Lots of types of computer memory are well known and computers are able to use memory today to learn from examples.  Machine learning involves building up a representation in computer memory from lots of training examples.  The representation might be a neural network, a random decision forest, or another type of machine learning model.  Without a memory it would be very difficult to retain information from the training examples. 

Recently I read that scientists have found that plants are able to learn.  I was amazed by this because I had assumed that plants have no memory. 

Mimosa plants quickly fold up their leaves when they feel threatened.  Monica Gagliano, a scientist in Australia, slid mimosa plants in pots down a bar onto some foam.  The first two times the plants closed up their leaves but after two to six drops the plants started reopening their leaves as they learn it was safe.  

She put pea plants in Y shaped containers so the plant had to grow left or right.  A fan blew down one arm followed by light.  This was repeated for both arms and several days.  The plants learnt to follow the fan because this was a precursor to light the plant needs. 
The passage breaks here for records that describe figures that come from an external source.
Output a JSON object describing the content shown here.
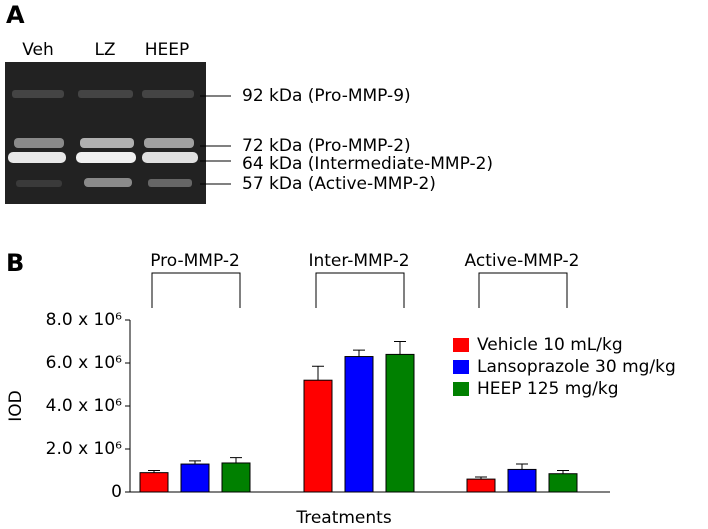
{
  "panel_a": {
    "label": "A",
    "lanes": [
      "Veh",
      "LZ",
      "HEEP"
    ],
    "bands": [
      "92 kDa (Pro-MMP-9)",
      "72 kDa (Pro-MMP-2)",
      "64 kDa (Intermediate-MMP-2)",
      "57 kDa (Active-MMP-2)"
    ]
  },
  "panel_b_label": "B",
  "chart_data": {
    "type": "bar",
    "xlabel": "Treatments",
    "ylabel": "IOD",
    "categories": [
      "Pro-MMP-2",
      "Inter-MMP-2",
      "Active-MMP-2"
    ],
    "series": [
      {
        "name": "Vehicle 10 mL/kg",
        "color": "#ff0000",
        "values": [
          900000,
          5200000,
          600000
        ],
        "errors": [
          100000,
          650000,
          100000
        ]
      },
      {
        "name": "Lansoprazole 30 mg/kg",
        "color": "#0000ff",
        "values": [
          1300000,
          6300000,
          1050000
        ],
        "errors": [
          150000,
          300000,
          250000
        ]
      },
      {
        "name": "HEEP 125 mg/kg",
        "color": "#008000",
        "values": [
          1350000,
          6400000,
          850000
        ],
        "errors": [
          250000,
          600000,
          150000
        ]
      }
    ],
    "ylim": [
      0,
      8000000
    ],
    "yticks": [
      0,
      {
        "value": 2000000,
        "label": "2.0 x 10⁶"
      },
      {
        "value": 4000000,
        "label": "4.0 x 10⁶"
      },
      {
        "value": 6000000,
        "label": "6.0 x 10⁶"
      },
      {
        "value": 8000000,
        "label": "8.0 x 10⁶"
      }
    ],
    "legend": "upper right"
  }
}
I read that scientists think plants have memory which enables plants to learn.  But where is the memory in a plant?  Perhaps it is some type of distributed chemical mechanism which acts as a memory.

So what does this mean for artificial intelligence?  I think it means that there can be future types of learning machine which have plant type memories, which are distributed chemical memories yet to be invented in machine form.  The future of artificial intelligence is unknown and we will need to be careful not to define artificial intelligence in ways which will become inappropriate in future.